Could someone also help me adjust this proof I wrote or give me tips? It is supposed to prove using strong induction that we can always make change if the change is 54 cents or more using only 7 cent and 10 cent pieces. What I wrote seems like weak induction to me. Here's what I wrote:
We have that $7n + 10d = c$. For $c \geq 54$, it is claimed that it is always possible to make change.
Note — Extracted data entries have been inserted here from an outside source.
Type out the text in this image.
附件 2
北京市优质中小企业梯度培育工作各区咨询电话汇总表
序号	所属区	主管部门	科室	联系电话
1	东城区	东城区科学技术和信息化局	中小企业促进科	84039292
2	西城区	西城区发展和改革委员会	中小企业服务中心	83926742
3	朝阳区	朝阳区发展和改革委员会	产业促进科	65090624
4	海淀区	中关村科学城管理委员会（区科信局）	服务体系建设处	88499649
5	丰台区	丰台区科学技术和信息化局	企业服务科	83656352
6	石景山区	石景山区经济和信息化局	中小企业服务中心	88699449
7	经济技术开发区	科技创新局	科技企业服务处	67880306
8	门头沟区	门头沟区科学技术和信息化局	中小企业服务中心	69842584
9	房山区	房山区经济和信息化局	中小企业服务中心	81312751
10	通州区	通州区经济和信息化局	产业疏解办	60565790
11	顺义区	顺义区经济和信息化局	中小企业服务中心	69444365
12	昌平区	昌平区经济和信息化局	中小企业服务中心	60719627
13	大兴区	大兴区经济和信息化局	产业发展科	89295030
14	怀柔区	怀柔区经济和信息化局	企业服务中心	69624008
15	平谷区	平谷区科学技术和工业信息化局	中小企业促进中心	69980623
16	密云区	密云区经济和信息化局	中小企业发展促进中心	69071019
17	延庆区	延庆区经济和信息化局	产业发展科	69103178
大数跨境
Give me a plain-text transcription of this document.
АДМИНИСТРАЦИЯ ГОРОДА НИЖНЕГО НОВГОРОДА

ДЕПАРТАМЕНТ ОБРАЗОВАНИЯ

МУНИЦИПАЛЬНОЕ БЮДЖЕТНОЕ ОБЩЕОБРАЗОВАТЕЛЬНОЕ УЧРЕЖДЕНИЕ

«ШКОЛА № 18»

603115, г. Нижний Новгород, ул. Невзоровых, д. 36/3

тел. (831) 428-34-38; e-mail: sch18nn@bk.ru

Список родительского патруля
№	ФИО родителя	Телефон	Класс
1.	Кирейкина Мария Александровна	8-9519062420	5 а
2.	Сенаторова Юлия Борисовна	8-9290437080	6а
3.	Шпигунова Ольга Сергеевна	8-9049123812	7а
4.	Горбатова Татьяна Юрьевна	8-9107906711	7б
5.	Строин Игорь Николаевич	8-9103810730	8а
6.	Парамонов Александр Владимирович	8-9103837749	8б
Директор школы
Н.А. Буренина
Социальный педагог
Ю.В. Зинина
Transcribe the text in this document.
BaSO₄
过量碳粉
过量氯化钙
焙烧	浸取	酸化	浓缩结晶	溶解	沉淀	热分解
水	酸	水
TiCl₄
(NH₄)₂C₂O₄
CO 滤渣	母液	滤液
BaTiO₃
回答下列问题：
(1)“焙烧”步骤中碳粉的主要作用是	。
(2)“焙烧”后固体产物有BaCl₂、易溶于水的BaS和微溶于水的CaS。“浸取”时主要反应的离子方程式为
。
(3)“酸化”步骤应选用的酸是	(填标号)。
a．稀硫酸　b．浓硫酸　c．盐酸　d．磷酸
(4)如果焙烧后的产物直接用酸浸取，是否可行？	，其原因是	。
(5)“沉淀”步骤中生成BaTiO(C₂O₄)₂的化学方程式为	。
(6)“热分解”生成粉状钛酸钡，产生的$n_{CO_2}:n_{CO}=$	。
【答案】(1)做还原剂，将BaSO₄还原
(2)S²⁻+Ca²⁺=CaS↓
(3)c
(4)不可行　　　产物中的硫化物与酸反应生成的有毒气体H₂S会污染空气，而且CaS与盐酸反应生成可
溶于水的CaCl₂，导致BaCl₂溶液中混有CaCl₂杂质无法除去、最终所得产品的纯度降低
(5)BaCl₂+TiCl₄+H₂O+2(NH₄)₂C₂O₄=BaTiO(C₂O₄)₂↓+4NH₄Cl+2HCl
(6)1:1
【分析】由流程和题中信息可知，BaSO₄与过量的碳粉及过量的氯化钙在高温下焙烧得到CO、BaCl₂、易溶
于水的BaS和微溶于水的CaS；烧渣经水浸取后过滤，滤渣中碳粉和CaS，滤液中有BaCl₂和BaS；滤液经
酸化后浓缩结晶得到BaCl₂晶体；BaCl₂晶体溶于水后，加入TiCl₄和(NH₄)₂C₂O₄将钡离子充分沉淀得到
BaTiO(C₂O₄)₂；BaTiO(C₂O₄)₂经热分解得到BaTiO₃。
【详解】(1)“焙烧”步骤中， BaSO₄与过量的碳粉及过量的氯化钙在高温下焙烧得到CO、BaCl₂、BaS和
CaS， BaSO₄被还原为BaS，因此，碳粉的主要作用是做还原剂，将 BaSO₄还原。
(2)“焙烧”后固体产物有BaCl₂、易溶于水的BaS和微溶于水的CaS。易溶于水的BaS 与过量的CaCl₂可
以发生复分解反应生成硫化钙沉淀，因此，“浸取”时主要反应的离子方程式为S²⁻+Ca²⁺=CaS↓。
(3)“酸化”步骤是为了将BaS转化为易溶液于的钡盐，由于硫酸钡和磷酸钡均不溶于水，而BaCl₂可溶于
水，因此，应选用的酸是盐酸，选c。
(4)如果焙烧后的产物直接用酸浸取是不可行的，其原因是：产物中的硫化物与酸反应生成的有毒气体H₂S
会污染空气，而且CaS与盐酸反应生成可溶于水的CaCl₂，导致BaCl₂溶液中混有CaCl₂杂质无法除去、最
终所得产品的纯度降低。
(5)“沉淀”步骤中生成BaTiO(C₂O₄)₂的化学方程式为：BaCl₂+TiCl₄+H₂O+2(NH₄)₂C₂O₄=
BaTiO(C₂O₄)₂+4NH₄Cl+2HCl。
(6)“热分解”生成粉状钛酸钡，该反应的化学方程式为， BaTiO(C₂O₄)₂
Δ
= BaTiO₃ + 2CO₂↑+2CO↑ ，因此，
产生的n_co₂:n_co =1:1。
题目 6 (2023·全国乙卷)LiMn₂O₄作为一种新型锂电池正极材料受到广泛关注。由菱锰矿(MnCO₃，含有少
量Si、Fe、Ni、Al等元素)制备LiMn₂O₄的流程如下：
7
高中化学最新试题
Let's think about this. $$7(2) + 10(4) = (54)$$ $$7(5) + 10(2) = (55)$$ $$7(8) + 10(0) = (56)$$ $$7(1) + 10(5) = (57)$$ $$7(4) + 10(3) = (58)$$ $$7(7) + 10(1) = (59)$$ $$7(0) + 10(6) = (60)$$ $$7(3) + 10(4) = (61)$$ $$7(6) + 10(2) = (62)$$ $$7(9) + 10(0) = (63)$$ $$7(2) + 10(5) = (64)$$ Note that from 54 to 64, there is a gap of 10. The same is true for 55 to 65, 56 to 66, and so on and so forth. So, if $c$ is true, so is $c + 10$. However, we've already established the truth of $c, c + 1, c + 2, ..., c + 9$, so then by induction, $c$ is true for $c \geq 54$.